Not An Airplane has been here at The Inept Owl for longer than I have. Each time they’ve had a record release, a new writer would take up the review.
I don’t know if this means that they are our honorary introduction music, to be plugged into people’s heads as they type in our web address, but it’s a special thing, nonetheless.
Now, the mantle comes down to me, as I review their latest, “Things and People”.
It’s a tricky thing to review the work of a band already reviewed by your peers. You don’t want to rely on the other reviews because A) It’s not fair to subject a musician to the past, especially when they are on the indie circuit evolving their sound, and B) It’s boring to read the same review twice.
At the same time, you can’t help but want to see what your peers have said about this band. It’s not that I want to beat out John O’Rourke’s review or Darby Shaw’s review. I just wanted to keep some sort of continuity.
So, what is Not An Airplane, besides an easy ploy to say what it is not? Think of their music as what would have happened if Jerry Garcia and Garth Brooks had kids, with each other or by sperm-splicing and impregnating a woman.
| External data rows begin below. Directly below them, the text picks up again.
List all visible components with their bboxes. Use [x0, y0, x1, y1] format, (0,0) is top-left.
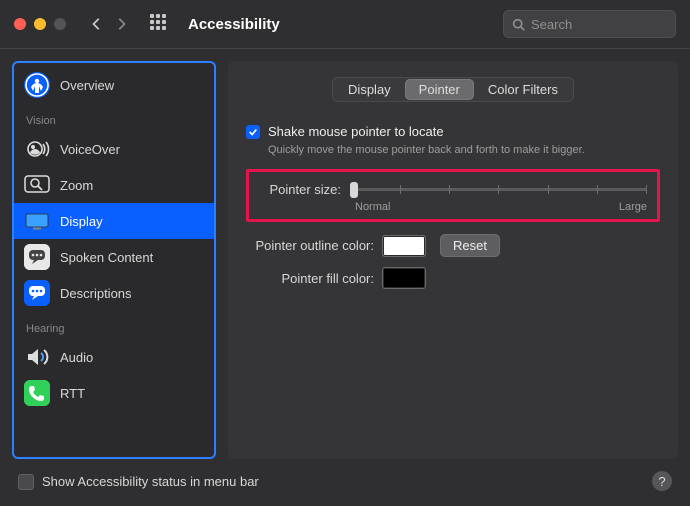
window-controls — [14, 18, 66, 30]
pointer-size-label: Pointer size: — [259, 182, 341, 197]
zoom-icon — [24, 175, 50, 195]
fill-color-label: Pointer fill color: — [246, 271, 374, 286]
tab-bar: Display Pointer Color Filters — [332, 77, 574, 102]
rtt-icon — [24, 380, 50, 406]
tab-color-filters[interactable]: Color Filters — [474, 79, 572, 100]
outline-color-swatch[interactable] — [382, 235, 426, 257]
nav-buttons — [86, 13, 132, 35]
minimize-window-button[interactable] — [34, 18, 46, 30]
sidebar-item-label: Descriptions — [60, 286, 132, 301]
tab-display[interactable]: Display — [334, 79, 405, 100]
sidebar-item-voiceover[interactable]: VoiceOver — [14, 131, 214, 167]
sidebar-item-descriptions[interactable]: Descriptions — [14, 275, 214, 311]
sidebar-item-rtt[interactable]: RTT — [14, 375, 214, 411]
sidebar-item-label: Spoken Content — [60, 250, 153, 265]
titlebar: Accessibility Search — [0, 0, 690, 49]
window-title: Accessibility — [188, 16, 280, 33]
search-placeholder: Search — [531, 17, 572, 32]
help-button[interactable]: ? — [652, 471, 672, 491]
checkmark-icon — [248, 127, 258, 137]
sidebar-item-audio[interactable]: Audio — [14, 339, 214, 375]
zoom-window-button[interactable] — [54, 18, 66, 30]
sidebar-item-spoken-content[interactable]: Spoken Content — [14, 239, 214, 275]
sidebar-item-label: Overview — [60, 78, 114, 93]
slider-max-label: Large — [619, 201, 647, 213]
show-status-menubar-label: Show Accessibility status in menu bar — [42, 474, 259, 489]
pointer-size-highlight: Pointer size: Normal Large — [246, 169, 660, 222]
sidebar-item-label: Display — [60, 214, 103, 229]
footer: Show Accessibility status in menu bar ? — [0, 465, 690, 501]
pointer-size-slider[interactable] — [351, 180, 647, 198]
shake-to-locate-description: Quickly move the mouse pointer back and … — [268, 143, 608, 157]
all-prefs-grid-icon[interactable] — [150, 14, 170, 34]
reset-button[interactable]: Reset — [440, 234, 500, 257]
main-panel: Display Pointer Color Filters Shake mous… — [228, 61, 678, 459]
overview-icon — [24, 72, 50, 98]
close-window-button[interactable] — [14, 18, 26, 30]
spoken-content-icon — [24, 244, 50, 270]
sidebar-section-vision: Vision — [14, 103, 214, 131]
shake-to-locate-label: Shake mouse pointer to locate — [268, 124, 444, 139]
descriptions-icon — [24, 280, 50, 306]
tab-pointer[interactable]: Pointer — [405, 79, 474, 100]
search-field[interactable]: Search — [503, 10, 676, 38]
audio-icon — [24, 344, 50, 370]
show-status-menubar-checkbox[interactable] — [18, 474, 34, 490]
forward-button[interactable] — [110, 13, 132, 35]
sidebar-section-hearing: Hearing — [14, 311, 214, 339]
fill-color-swatch[interactable] — [382, 267, 426, 289]
sidebar-item-overview[interactable]: Overview — [14, 67, 214, 103]
sidebar-item-zoom[interactable]: Zoom — [14, 167, 214, 203]
slider-knob[interactable] — [350, 182, 358, 198]
sidebar-item-label: VoiceOver — [60, 142, 120, 157]
help-icon: ? — [658, 474, 665, 489]
sidebar: Overview Vision VoiceOver Zoom Display — [12, 61, 216, 459]
sidebar-item-label: Zoom — [60, 178, 93, 193]
sidebar-item-label: RTT — [60, 386, 85, 401]
voiceover-icon — [24, 136, 50, 162]
outline-color-label: Pointer outline color: — [246, 238, 374, 253]
back-button[interactable] — [86, 13, 108, 35]
search-icon — [512, 18, 525, 31]
display-icon — [24, 208, 50, 234]
sidebar-item-display[interactable]: Display — [14, 203, 214, 239]
sidebar-item-label: Audio — [60, 350, 93, 365]
slider-min-label: Normal — [355, 201, 390, 213]
shake-to-locate-checkbox[interactable] — [246, 125, 260, 139]
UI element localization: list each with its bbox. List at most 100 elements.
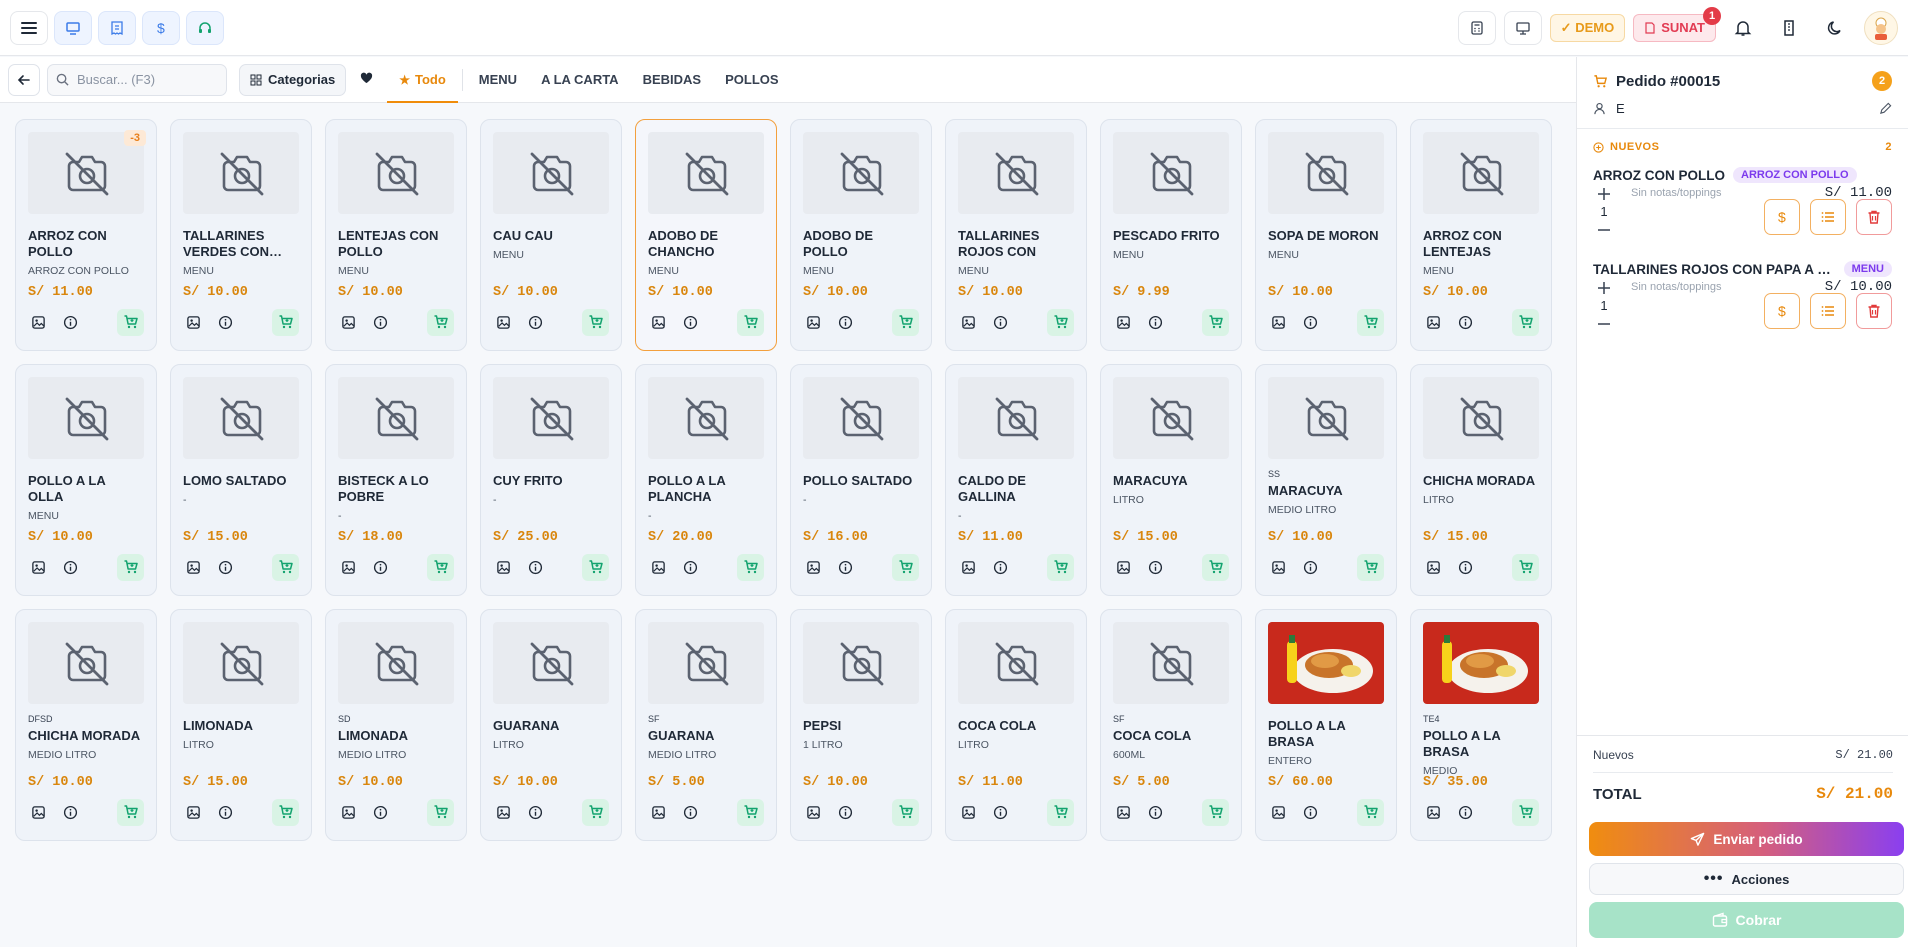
send-order-button[interactable]: Enviar pedido [1589,822,1904,856]
product-card[interactable]: BISTECK A LO POBRE - S/ 18.00 [325,364,467,596]
add-to-cart-button[interactable] [737,798,764,826]
sunat-button[interactable]: SUNAT 1 [1633,6,1721,42]
price-button[interactable]: $ [1764,199,1800,235]
info-button[interactable] [215,802,235,822]
info-button[interactable] [215,312,235,332]
categories-button[interactable]: Categorias [239,63,347,96]
product-card[interactable]: POLLO A LA OLLA MENU S/ 10.00 [15,364,157,596]
product-card[interactable]: POLLO A LA PLANCHA - S/ 20.00 [635,364,777,596]
back-button[interactable] [8,63,40,96]
add-to-cart-button[interactable] [272,798,299,826]
product-card[interactable]: LOMO SALTADO - S/ 15.00 [170,364,312,596]
add-to-cart-button[interactable] [272,553,299,581]
product-card[interactable]: PESCADO FRITO MENU S/ 9.99 [1100,119,1242,351]
image-button[interactable] [648,802,668,822]
info-button[interactable] [370,802,390,822]
info-button[interactable] [990,312,1010,332]
info-button[interactable] [1300,312,1320,332]
add-to-cart-button[interactable] [117,308,144,336]
add-to-cart-button[interactable] [1512,798,1539,826]
product-card[interactable]: POLLO SALTADO - S/ 16.00 [790,364,932,596]
product-card[interactable]: SF COCA COLA 600ML S/ 5.00 [1100,609,1242,841]
tab-pollos[interactable]: POLLOS [713,57,790,103]
add-to-cart-button[interactable] [1047,308,1074,336]
image-button[interactable] [1268,557,1288,577]
product-card[interactable]: ADOBO DE CHANCHO MENU S/ 10.00 [635,119,777,351]
info-button[interactable] [370,312,390,332]
info-button[interactable] [525,802,545,822]
add-to-cart-button[interactable] [117,553,144,581]
info-button[interactable] [835,312,855,332]
tab-menu[interactable]: MENU [467,57,529,103]
search-input[interactable] [77,72,207,87]
image-button[interactable] [648,312,668,332]
add-to-cart-button[interactable] [737,308,764,336]
notes-button[interactable] [1810,199,1846,235]
info-button[interactable] [1145,802,1165,822]
pos-button[interactable] [54,10,92,45]
add-to-cart-button[interactable] [1357,798,1384,826]
client-row[interactable]: E [1593,101,1892,116]
order-item-notes[interactable]: Sin notas/toppings [1631,187,1722,247]
image-button[interactable] [338,802,358,822]
add-to-cart-button[interactable] [1202,798,1229,826]
product-card[interactable]: ADOBO DE POLLO MENU S/ 10.00 [790,119,932,351]
add-to-cart-button[interactable] [117,798,144,826]
increase-button[interactable] [1593,279,1615,297]
image-button[interactable] [803,802,823,822]
menu-button[interactable] [10,10,48,45]
image-button[interactable] [493,557,513,577]
image-button[interactable] [1268,312,1288,332]
image-button[interactable] [1113,802,1133,822]
info-button[interactable] [990,802,1010,822]
tab-todo[interactable]: ★ Todo [387,57,458,103]
charge-button[interactable]: Cobrar [1589,902,1904,938]
product-card[interactable]: CUY FRITO - S/ 25.00 [480,364,622,596]
add-to-cart-button[interactable] [1512,308,1539,336]
add-to-cart-button[interactable] [892,308,919,336]
product-card[interactable]: LIMONADA LITRO S/ 15.00 [170,609,312,841]
info-button[interactable] [60,802,80,822]
image-button[interactable] [28,557,48,577]
info-button[interactable] [1145,312,1165,332]
product-card[interactable]: SD LIMONADA MEDIO LITRO S/ 10.00 [325,609,467,841]
info-button[interactable] [1145,557,1165,577]
image-button[interactable] [958,312,978,332]
image-button[interactable] [338,557,358,577]
orders-button[interactable] [98,10,136,45]
info-button[interactable] [60,557,80,577]
add-to-cart-button[interactable] [1202,553,1229,581]
actions-button[interactable]: ••• Acciones [1589,863,1904,895]
image-button[interactable] [1423,802,1443,822]
add-to-cart-button[interactable] [892,553,919,581]
cash-button[interactable]: $ [142,10,180,45]
image-button[interactable] [1113,312,1133,332]
info-button[interactable] [370,557,390,577]
product-card[interactable]: ARROZ CON POLLO ARROZ CON POLLO S/ 11.00… [15,119,157,351]
product-card[interactable]: TALLARINES VERDES CON… MENU S/ 10.00 [170,119,312,351]
add-to-cart-button[interactable] [427,553,454,581]
image-button[interactable] [28,802,48,822]
add-to-cart-button[interactable] [1357,308,1384,336]
product-card[interactable]: CALDO DE GALLINA - S/ 11.00 [945,364,1087,596]
image-button[interactable] [183,312,203,332]
product-card[interactable]: SS MARACUYA MEDIO LITRO S/ 10.00 [1255,364,1397,596]
info-button[interactable] [680,802,700,822]
add-to-cart-button[interactable] [737,553,764,581]
user-avatar[interactable] [1864,10,1898,45]
info-button[interactable] [215,557,235,577]
add-to-cart-button[interactable] [892,798,919,826]
add-to-cart-button[interactable] [582,308,609,336]
add-to-cart-button[interactable] [1047,798,1074,826]
theme-toggle[interactable] [1816,10,1854,45]
image-button[interactable] [338,312,358,332]
info-button[interactable] [990,557,1010,577]
tab-a-la-carta[interactable]: A LA CARTA [529,57,631,103]
order-item-notes[interactable]: Sin notas/toppings [1631,281,1722,341]
add-to-cart-button[interactable] [1047,553,1074,581]
product-card[interactable]: CHICHA MORADA LITRO S/ 15.00 [1410,364,1552,596]
image-button[interactable] [958,557,978,577]
product-card[interactable]: SF GUARANA MEDIO LITRO S/ 5.00 [635,609,777,841]
delete-item-button[interactable] [1856,199,1892,235]
info-button[interactable] [835,802,855,822]
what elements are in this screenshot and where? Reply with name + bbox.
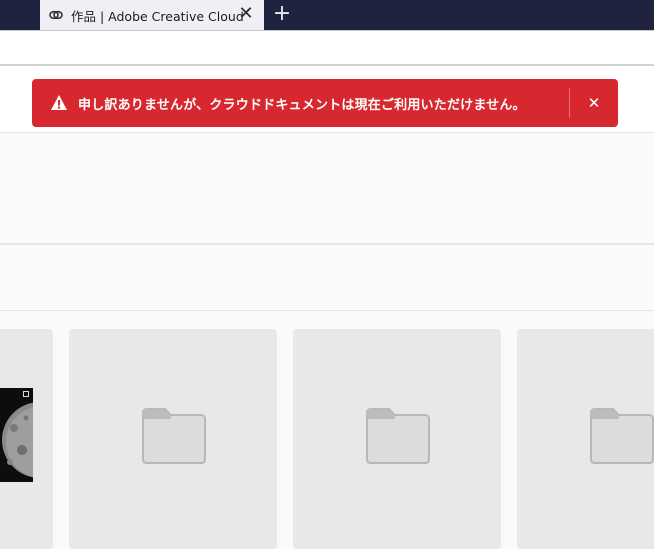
folder-icon	[142, 408, 206, 464]
header-section	[0, 134, 654, 245]
alert-banner-area: 申し訳ありませんが、クラウドドキュメントは現在ご利用いただけません。 ✕	[0, 66, 654, 133]
moon-image	[0, 388, 33, 482]
warning-icon	[51, 95, 67, 110]
new-tab-button[interactable]: +	[271, 3, 293, 25]
folder-card[interactable]	[517, 329, 654, 549]
filter-section	[0, 246, 654, 311]
alert-message: 申し訳ありませんが、クラウドドキュメントは現在ご利用いただけません。	[78, 98, 526, 113]
browser-tab-bar: 作品 | Adobe Creative Cloud ✕ +	[0, 0, 654, 30]
alert-close-button[interactable]: ✕	[584, 91, 604, 115]
creative-cloud-icon	[49, 10, 63, 20]
folder-card[interactable]	[293, 329, 501, 549]
tab-title: 作品 | Adobe Creative Cloud	[71, 9, 244, 24]
select-checkbox[interactable]	[23, 391, 29, 397]
folder-icon	[366, 408, 430, 464]
tab-close-icon[interactable]: ✕	[238, 4, 254, 24]
browser-toolbar	[0, 30, 654, 66]
folder-card[interactable]	[69, 329, 277, 549]
browser-tab-active[interactable]: 作品 | Adobe Creative Cloud ✕	[40, 0, 264, 30]
alert-divider	[569, 88, 570, 118]
error-alert: 申し訳ありませんが、クラウドドキュメントは現在ご利用いただけません。 ✕	[32, 79, 618, 127]
folder-icon	[590, 408, 654, 464]
moon-image-thumbnail	[0, 388, 33, 482]
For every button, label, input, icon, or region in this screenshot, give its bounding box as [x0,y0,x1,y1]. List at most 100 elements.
It’s both an aesthetic and sound kind of melding, and can be really funny if you think about it because hippies and cowboys don’t really mesh at all. Could you imagine John Wayne at Woodstock baked out of his mind and dancing in a mud pit buck-naked except for a cowboy hat on his head and a bandana around his neck? Actually, I just did.
In the visual department, I watched a quick video link on their MySpace page, and throughout the whole video I couldn’t get over the fact that guitarist/vocals/front-man Nick Shattell and string-plucker Daniel Harris didn’t have shoes on. Sure, the bassist has a cowboy hat on and the drummer looks like Michael Cera, but the lack of shoes made me wonder, “Where did their shoes go? Does the cowboy bassist have boots on, or is he barefoot too? Could Michael Cera, or anyone for that matter, play the drums barefoot? FOR THE LOVE OF GOD, WHY DON’T THEY HAVE SHOES ON?!”
The music has just as broad a dynamic. As has been said by reviews past, this music is:
Hard to classify
Too true. This is a talented band not easily cubby-holed, as the album has folk, country, and blues elements mixed together to form something enjoyable to listen to. There are both advantages and disadvantages to this. The advantage to having a broader range of style is that different types of people can get hooked into different songs. The disadvantage to that, besides annoying PR representatives that are trying to find one song to put on the radio, is that a listener may become distracted if one of his/her favorite genre songs isn’t on at the moment, which leads the listener to get a drink/go to the bathroom/hook up with a date, aka “stop paying attention to the band”.
If we have to classify, the best I can come up with is what Darby Shaw called “alterna-country.” However, it’s the songs that don’t quite fit that genre that I enjoyed best of all.
“As He Walked Away” and “Nobody Wins” have catchy, dare I say, poppy feels to them. The funny thing is that the lyrics are pretty depressing. I liked this, as I heard faint reminders of an old favorite, Neutral Milk Hotel. The clash of subliminal opposites always makes for fun-filled emotional roller-coasters, so kudos for that.
“Resolution & Rage” has a banjo and country croon to it, but at the same time there’s a certain Dave Matthews prevalence that lightens the banjo plucking. Luckily, Nick’s voice is easier to deal with than Dave’s.
“Enough” is a prerequisite ballad, but I didn’t feel like a total tool listening to it. Again, it comes down to the interesting lyrics and an embedding of different musical stylings into one song that makes even saying “ballad” not as cheesy as it normally would be.
Song to buy on iTunes for $1: Well, the national release of the album is slated for May 11th, but if you live in the California area, you can probably just get the whole album now at one of their shows. I’d recommend “As He Moved Away”. It has the most going on as a song, and features just how versatile this band is.
I give this album 3 out of 5 renegade hippies running after this plane thing.